Mi hanno detto di prepararmi, ma non pensavo così presto… e ho seguito la marea.

Chiuso nel mio sottomarino agganciato alla nave-madre, avevo capito che c’era qualcosa che andava storto… era nell’aria questa sensazione, già da alcuni giorni.

Infatti la “nave-madre”, usciva più volte dal suo golfo e andava a trovare l’equipe di tecnici che , con una sonda ad ultrasuoni, scandagliava l’abisso nel quale ero immerso e navigavo da ormai 190 giorni: e cominciava allora la verifica della pompa propulsiva, delle paratie stagne e delle condutture idrauliche per verificare il mio stato di salute e la mia reattività.

E’ vero, mi avevano detto al corso PNFL (Pre Natal Fetal Life) che ad un certo punto, dopo circa 290 giorni di addestramento, avrei dovuto lasciare il mio ambiente e cercarmi nuovi lidi di approdo; ma adesso il contagiri mi diceva che ero giunto al count-down con largo anticipo… La mia nave-madre mi portava spesso da giorni, in un bacino di carenaggio, dove per effetto della sonda ad ultrasuoni, sentivo rumori e intravedevo luci attraverso il coperchio del piccolo sommergibile under-water, nel quale mi avevano introdotto, dopo avermi assemblato con cura e dovizia nel corso di lunghe settimane di navigazione.

Non ho grandi ricordi dell’inizio, ma nel manuale di istruzioni del corso PNFL, attraverso delle bellissime immagini, avevo “intravisto”, giorno per giorno, mese per mese, quello che era già capitato a milioni di altri cadetti prima di me.

La mia nave-madre negli ultimi giorni, non filava più liscia come prima: si scuoteva di frequente, riducendo virtualmente le pareti del mio sommergibile e dando delle variazioni di portata del “cordone” attraverso il quale passavano le derrate alimentari e le scorte idriche, creando spesso una accelerazione reattiva del mio contagiri .

Mi guardavo allo specchio, appeso alla paratia stagna e sembravo smagrito, un po’ provato…forse era giunta veramente l’ora di iniziare l’ultimo grande viaggio.
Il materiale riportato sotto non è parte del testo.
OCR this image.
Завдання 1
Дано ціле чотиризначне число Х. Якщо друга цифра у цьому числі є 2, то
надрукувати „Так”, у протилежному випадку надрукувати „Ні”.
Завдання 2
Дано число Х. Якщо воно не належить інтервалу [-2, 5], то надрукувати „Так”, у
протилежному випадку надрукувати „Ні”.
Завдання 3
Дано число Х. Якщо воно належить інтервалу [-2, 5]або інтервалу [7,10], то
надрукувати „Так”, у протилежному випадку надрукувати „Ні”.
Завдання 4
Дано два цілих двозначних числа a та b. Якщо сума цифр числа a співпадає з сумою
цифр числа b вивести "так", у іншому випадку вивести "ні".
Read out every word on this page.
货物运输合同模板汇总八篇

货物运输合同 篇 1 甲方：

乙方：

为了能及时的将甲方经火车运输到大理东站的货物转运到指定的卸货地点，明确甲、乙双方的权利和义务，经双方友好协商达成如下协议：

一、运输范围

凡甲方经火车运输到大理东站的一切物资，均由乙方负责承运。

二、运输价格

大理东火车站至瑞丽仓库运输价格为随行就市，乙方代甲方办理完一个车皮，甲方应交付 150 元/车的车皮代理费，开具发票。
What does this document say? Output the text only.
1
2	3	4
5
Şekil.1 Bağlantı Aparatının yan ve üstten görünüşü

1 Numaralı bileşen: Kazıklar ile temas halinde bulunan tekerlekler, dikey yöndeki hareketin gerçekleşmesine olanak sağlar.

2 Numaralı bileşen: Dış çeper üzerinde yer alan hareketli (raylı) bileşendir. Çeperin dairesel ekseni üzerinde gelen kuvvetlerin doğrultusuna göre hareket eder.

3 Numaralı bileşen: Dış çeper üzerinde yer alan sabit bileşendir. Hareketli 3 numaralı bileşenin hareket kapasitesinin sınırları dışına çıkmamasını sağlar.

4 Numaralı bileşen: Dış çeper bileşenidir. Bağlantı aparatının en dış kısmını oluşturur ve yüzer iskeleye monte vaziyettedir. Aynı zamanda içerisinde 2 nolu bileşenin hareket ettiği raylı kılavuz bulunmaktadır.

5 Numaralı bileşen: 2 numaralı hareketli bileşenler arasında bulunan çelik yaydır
Ho fatto mente locale e ho raccolto le mie cose… anzi solo le mie idee, perché in realtà di bagaglio i cadetti-diplomati ne devono avere solo poco con sé, per essere più agili nello scatto e nell’avanzamento in zona nemica… o comunque straniera.

Speravo almeno di lasciare il sommergibile indossando la bellissima uniforme bianca di “vernice” che avevo invidiato ai miei colleghi di corso più anziani che erano riusciti ad arrivare al “termine” del PNFL… ma la divisa la consegnano solo dopo almeno 270-280 giorni di studio e tirocinio, prima delle ultime 2 settimane, in cui.. ogni momento è buono per uscire allo “scoperto”.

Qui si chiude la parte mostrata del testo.